What Older Adults Can Do to Manage Medications

There are several steps you can take to lower your chances of overmedication and negative reactions to medicines. Keep the following tips in mind for safe medication use. Always ask your healthcare provider or pharmacist if you have any questions about your medications.

Make a list

Keep a list of all of the medications you take—both non-prescription and prescription. This list should include any and all medications or other supplements you are taking, including prescriptions, over-the-counter medications, herbal remedies, and vitamins.  You should also write down the doses, and remember to bring the list with you whenever you see a healthcare professional.

Review your medications regularly

Whenever you see your healthcare provider, make sure to go over your medication list with them, especially after you’ve been hospitalized or treated by another provider. This way, they will know what medications and supplements you are taking. They can also check whether the medications might be causing side effects, or could cause side effects, if taken along with a new medication.

Read all prescription and warning labels carefully. You will find the following information:

  • instructions on how to take the medication
  • what it should or should not be taken with
  • the potential for medication interactions

Look out for Side Effects

Ask what side effects your medications can cause, and watch for them. If you think you may be having a bad reaction to a medication, or if you think a medication is not working, tell your healthcare provider as soon as possible. However, don’t stop taking a medication without first checking with a healthcare professional.

Ask about Over-the-Counter Medications

Over-the-counter medications (OTC) are sold at pharmacies, grocery stores, or discount stores. You can buy these medicines on your own without a doctor’s prescription or direction. However, just because you can buy these medications without a prescription, it doesn’t mean that they have fewer side effects than a prescription medication. Some OTC medications can make your condition worse or they may cause an unwanted reaction with another medicine you may be taking.

Examples of OTC medications include:

  • Advil (ibuprofen), an anti-inflammatory pain medicine
  • Benadryl (diphenhydramine), an antihistamine for allergies
  • Tums (calcium carbonate), which reduces stomach acid

Make sure to ask your healthcare provider what the correct dosage of any OTC medication should be for you, and be careful not to take more than recommended.

Review Medications If You’re Hospitalized

If you are admitted to the hospital, make sure the hospital team knows about all the prescription and OTC medications you’re taking.  While in the hospital, the hospital team will be responsible for giving you the medicines you need. Do not take any medications on your own during your hospital stay.

Sometimes, you may be prescribed new medications during your hospitalization. Ask if you need to continue taking them after you have been discharged from the hospital.

Look Out For Inappropriate Medications

Experts from the American Geriatrics Society (AGS) suggest that there are certain medications that may be inappropriate for older adults to take. Therefore, in many cases, older adults should avoid them or use them with caution. Whenever you or an older adult in your care is prescribed a new medication, ask why it’s being prescribed and if it is an appropriate medication for you and your condition.

See the AGS Beers Criteria for Potentially Inappropriate Medication Use in Older Adults section for more information. The Criteria identify medications that may have greater risks than benefits for people age 65 and older.

If a medication you are taking is listed in the AGS Beers Criteria, talk to your healthcare provider.  Ask if there might be a safer or more effective alternative. Keep in mind that if a medication you take is on the AGS Beers Criteria, it still may be a reasonable choice for you. The way you respond to a medication or medications can differ from the way other people respond to it. Medications included in the AGS Beers Criteria are “potentially inappropriate,” but can be reasonable choices for some older adults.

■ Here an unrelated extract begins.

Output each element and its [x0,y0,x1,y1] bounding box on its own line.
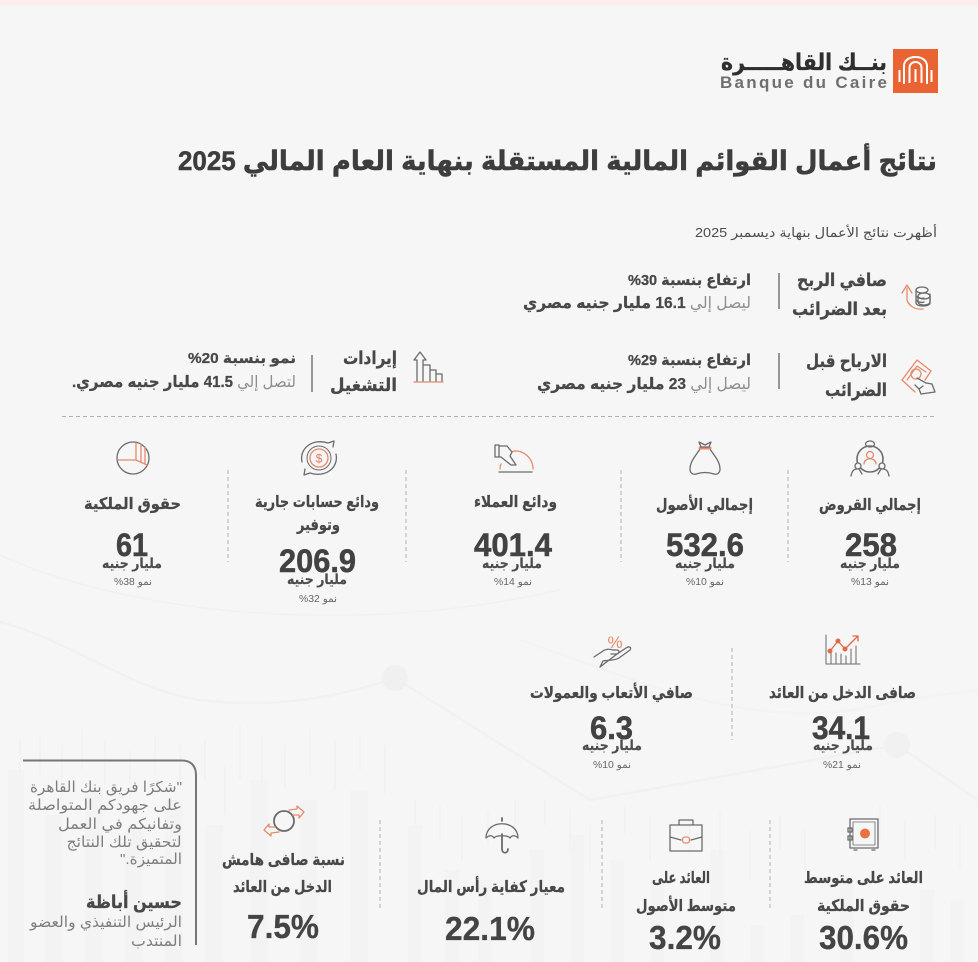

Take Your Medication Properly

As many as 50% of older adults may not follow their healthcare provider’s recommendations about how to take their medication properly.

For older adults, difficulties taking medications include:

  • Difficulty reading and understanding directions on labels. The print may be too small and directions may be unclear.
  • Trouble opening medicine containers, pouring medications, or even filling a glass of water.
  • Healthcare providers not providing enough information about the importance of taking medications properly. It is especially important for medications used to treat conditions with no obvious symptoms, such as high blood pressure or diabetes. Older adults may also need reassurance about the safety and possible side effects of certain medicines. This is especially the case for newly prescribed medications or those associated with serious side effects, such as anticoagulants.

Some older adults may worry about telling their healthcare provider that they are not taking medications properly or following directions. There are many possible reasons for this. Some older adults may be unable to afford their medications. Others may not understand or remember how often to take their medications or how much to take.

If you have trouble taking your medication, or care for an older adult who has difficulties, discuss it with your healthcare provider. Your healthcare provider is likely to have easy-to-follow solutions for many of these medication challenges.